Emine Erdoğan, ulusal mutfağın toplumun aynası olduğunu belirterek, "Şöyle bir düşünecek olursak, bir yabancıya 'nimet' kelimesinin manasını anlatmak ne kadar zor, değil mi? Oysa yere düşen ekmeği öpüp başına koyan birini görene başka tarif gerekmez. Yani, yemeğin etrafında oluşan kültür başlı başına bir lisandır. Dostumuzu sofrada başköşeye oturtmak, ona olan sevgimizi sessizce anlatır. Büyüklerimize hürmetimizi, onlar yemeye başlayana kadar açlığımızı bekletmekle gösteririz. Yani bir sofrada başkalarıyla oturup kalkmak, aile değerlerimizden inanç dünyamıza kadar birçok bilgi verir" ifadesini kullandı.

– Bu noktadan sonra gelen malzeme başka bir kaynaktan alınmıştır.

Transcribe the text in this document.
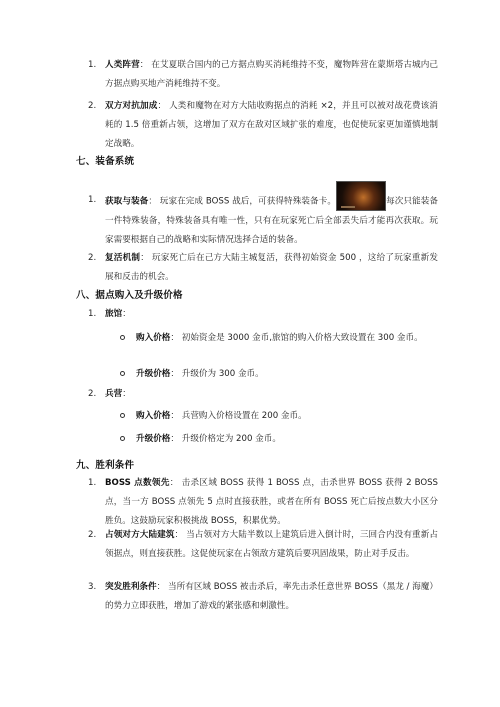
1.	人类阵营： 在艾夏联合国内的己方据点购买消耗维持不变，魔物阵营在蒙斯塔古城内己方据点购买地产消耗维持不变。
2.	双方对抗加成： 人类和魔物在对方大陆收购据点的消耗 ×2，并且可以被对战花费该消耗的 1.5 倍重新占领，这增加了双方在敌对区域扩张的难度，也促使玩家更加谨慎地制定战略。
七、装备系统
1.	获取与装备： 玩家在完成 BOSS 战后，可获得特殊装备卡。	每次只能装备一件特殊装备，特殊装备具有唯一性，只有在玩家死亡后全部丢失后才能再次获取。玩家需要根据自己的战略和实际情况选择合适的装备。
2.	复活机制： 玩家死亡后在己方大陆主城复活，获得初始资金 500 ，这给了玩家重新发展和反击的机会。
八、据点购入及升级价格
1.	旅馆：
购入价格： 初始资金是 3000 金币,旅馆的购入价格大致设置在 300 金币。
升级价格： 升级价为 300 金币。
2.	兵营：
购入价格： 兵营购入价格设置在 200 金币。
升级价格： 升级价格定为 200 金币。
九、胜利条件
1.	BOSS 点数领先： 击杀区域 BOSS 获得 1 BOSS 点，击杀世界 BOSS 获得 2 BOSS 点，当一方 BOSS 点领先 5 点时直接获胜，或者在所有 BOSS 死亡后按点数大小区分胜负。这鼓励玩家积极挑战 BOSS，积累优势。
2.	占领对方大陆建筑： 当占领对方大陆半数以上建筑后进入倒计时，三回合内没有重新占领据点，则直接获胜。这促使玩家在占领敌方建筑后要巩固战果，防止对手反击。
3.	突发胜利条件： 当所有区域 BOSS 被击杀后，率先击杀任意世界 BOSS（黑龙 / 海魔）的势力立即获胜，增加了游戏的紧张感和刺激性。
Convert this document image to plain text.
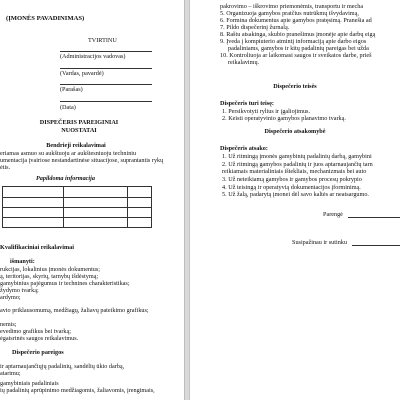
(ĮMONĖS PAVADINIMAS)
TVIRTINU
(Administracijos vadovas)
(Vardas, pavardė)
(Parašas)
(Data)
DISPEČERIS PAREIGINIAI
NUOSTATAI
Bendrieji reikalavimai
eriamas asmuo su aukštuoju ar aukštesniuoju techniniu
umentacija įvairiose nestandartinėse situacijose, suprantantis rykų
ėtis.
Papildoma informacija
Kvalifikaciniai reikalavimai
išmanyti:
rukcijas, lokalinius įmonės dokumentus;
ą, teritorijas, skyrių, tarnybų išdėstymą;
gamybinius pajėgumus ir technines charakteristikas;
žydymo tvarką;
ardymo;
avio priklausomumą, medžiagų, žaliavų pateikimo grafikus;
nemis;
evedimo grafikus bei tvarką;
ėgaisrinės saugos reikalavimus.
Dispečerio pareigos
ir aptarnaujančiųjų padalinių, sandėlių ūkio darbą,
atarimu;
gamybiniais padaliniais
ių padalinių aprūpinimo medžiagomis, žaliavomis, įrengimais,
pakrovimo – iškrovimo priemonėmis, transportu ir mecha
5. Organizuoja gamybos pratčius nutrūkmų išvydavimą,
6. Formina dokumentus apie gamybos pratęsimą. Pranešia ad
7. Pildo dispečerinį žurnalą.
8. Raštu atsakinga, skubio pranešimus įmonėje apie darbų eigą
9. Įveda į kompiuterio atmintį informaciją apie darbo eigos
padaliniams, gamybos ir kitų padalinių pareigas bei užda
10. Kontroliuoja ar laikomasi saugos ir sveikatos darbe, prieš
reikalavimų.
Dispečerio teisės
Dispečeris turi teisę:
1. Persikvotyti rylius ir įgaliojimus.
2. Keisti operatyvinio gamybos planavimo tvarką.
Dispečerio atsakomybė
Dispečeris atsako:
1. Už ritmingą įmonės gamybinių padalinių darbą, gamybini
2. Už ritmingą gamybos padalinių ir juos aptarnaujančių tarn
reikiamais materialiniais ištekliais, mechanizmais bei auto
3. Už neteikiamą gamybos ir gamybos procesų pokrypio
4. Už teisingą ir operatyvią dokumentacijos įforminimą.
5. Už žalą, padarytą įmonei dėl savo kaltės ar neatsargumo.
Parengė
Susipažinau ir sutinku
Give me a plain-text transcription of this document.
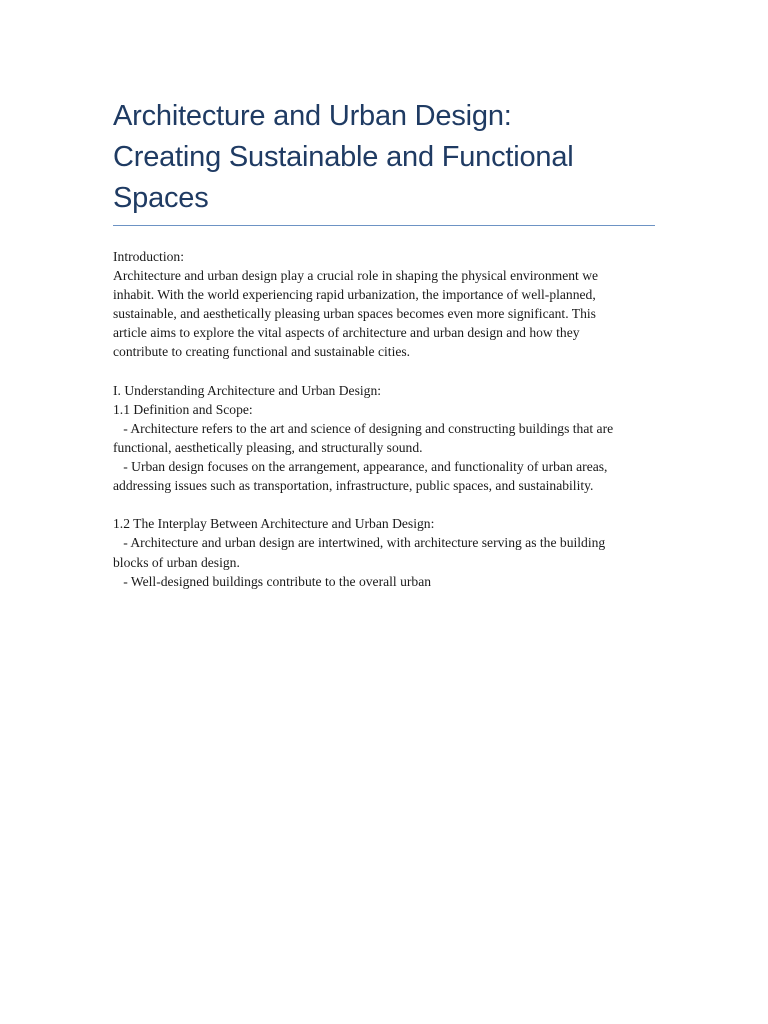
Architecture and Urban Design:
Creating Sustainable and Functional
Spaces
Introduction:
Architecture and urban design play a crucial role in shaping the physical environment we
inhabit. With the world experiencing rapid urbanization, the importance of well-planned,
sustainable, and aesthetically pleasing urban spaces becomes even more significant. This
article aims to explore the vital aspects of architecture and urban design and how they
contribute to creating functional and sustainable cities.
I. Understanding Architecture and Urban Design:
1.1 Definition and Scope:
- Architecture refers to the art and science of designing and constructing buildings that are
functional, aesthetically pleasing, and structurally sound.
- Urban design focuses on the arrangement, appearance, and functionality of urban areas,
addressing issues such as transportation, infrastructure, public spaces, and sustainability.
1.2 The Interplay Between Architecture and Urban Design:
- Architecture and urban design are intertwined, with architecture serving as the building
blocks of urban design.
- Well-designed buildings contribute to the overall urban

Gastronominin çok boyutlu bir konu olduğunu vurgulayan Emine Erdoğan, şöyle devam etti:

"Bildiğiniz gibi bugünün dünyasında, turizm bir kitle hareketi olmaktan çıktı. Turistler, gidilen yerin tarihini, kültürünü, yaşantısını tanımak istiyorlar, daha bireysel hareket ediyorlar. Yöresel tecrübeleri kendilerine katmak istiyorlar. Otantik olanın hızla değer kazanması elbette çok sevindirici. Gastronomi artık bizatihi bir seyahat motivasyonu. Dünyada gastronomi şehri diye anılan şehirler hızla artıyor. Gaziantep'imiz, Hatay'ımız ve Afyon'umuz da UNESCO Yaratıcı Şehirler Ağı içerisinde yer alıyor. Ülkemizin her köşesi bir gastronomi cennetidir. Gelin, daha birçok şehrimize bu unvanı el birliğiyle kazandıralım. Malumunuz, UNESCO tarafından koruma altına alınan yemeklerimiz var. 'Abugannuş', 'Oruk', 'Künefe', 'Lokum', 'Kaymak', 'Sucuk' ve 'Pöç'ten oluşan bu listeye daha birçok yemek eklenebilir ancak coğrafi işaret alabilecek daha nice yemeğimiz var. Bize düşen, bu mirasımızı ihya etmek için çalışmak ve araştırılmadık hiçbir yönünü bırakmamak. Bu vesileyle, bu alanda yapılacak özgün projelerin her zaman destekçisi olduğumu ifade etmek istiyorum."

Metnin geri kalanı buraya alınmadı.